TOP:A New Target-Audience Oriented Content Paraphrase Task
Boda Lin, Jiaxin Shi, Haolong Yan, Binghao Tang, Xiaocheng Gong, Si Li
TL;DR
This work introduces TOP, a content paraphrase task designed to tailor outputs to a target audience using user history and generation-capable models. It formalizes a unified framework with preference extraction/encoding and content generation, and provides the Customized-TOP multimodal dataset to support text and image paraphrasing. The authors implement baseline TOP pipelines for text and image modalities and propose three evaluation metrics—Content Preservation Index, Preference Preservation Index, and Natural Realism Index—to capture different facets of quality. Results indicate promising content preservation and realism for text, and strong style-transfer performance for images, while highlighting areas for improving preference alignment and concept transfer in vision tasks.
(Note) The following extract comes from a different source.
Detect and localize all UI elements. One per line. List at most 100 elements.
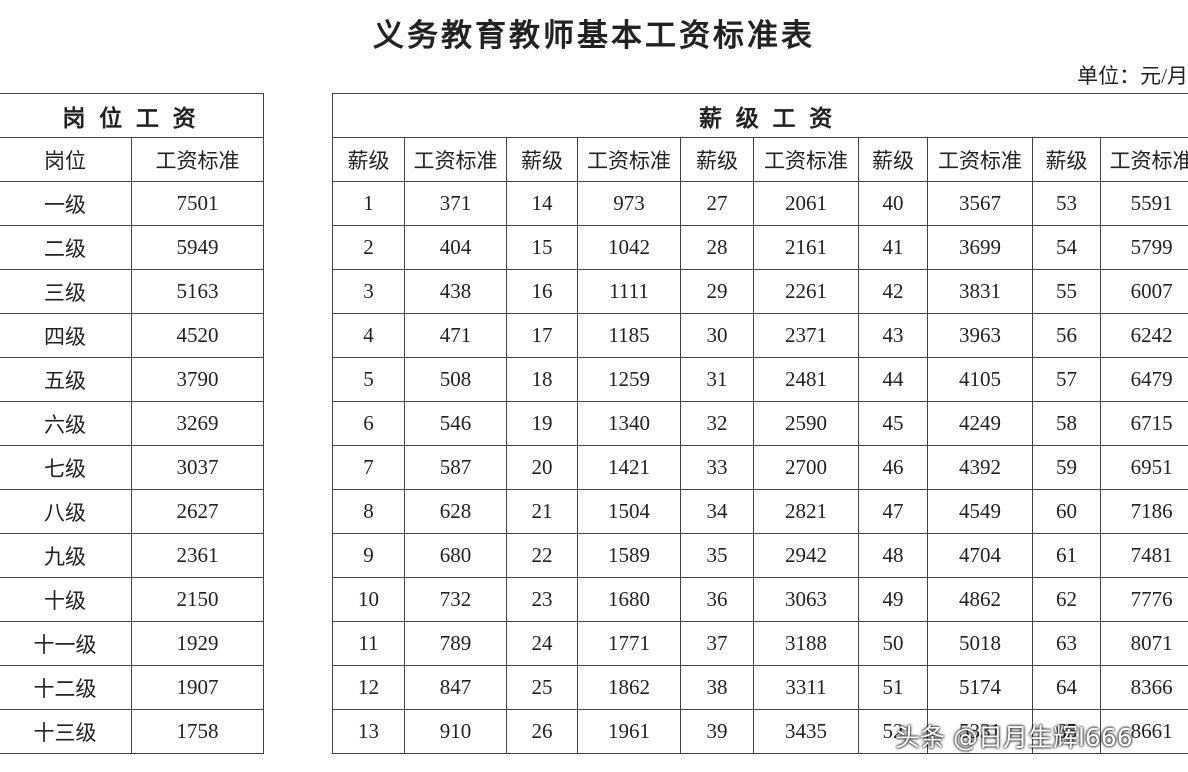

These contributions offer a pathway to more personalized and context-aware recommendation experiences.
Abstract
Recommendation systems usually recommend the existing contents to different users. However, in comparison to static recommendation methods, a recommendation logic that dynamically adjusts based on user interest preferences may potentially attract a larger user base. Thus, we consider paraphrasing existing content based on the interests of the users to modify the content to better align with the preferences of users. In this paper, we propose a new task named Target-Audience Oriented Content Paraphrase aims to generate more customized contents for the target audience. We introduce the task definition and the corresponding framework for the proposed task and the creation of the corresponding datasets. We utilize the Large Language Models (LLMs) and Large Vision Models (LVMs) to accomplish the base implementation of the TOP framework and provide the referential baseline results for the proposed task.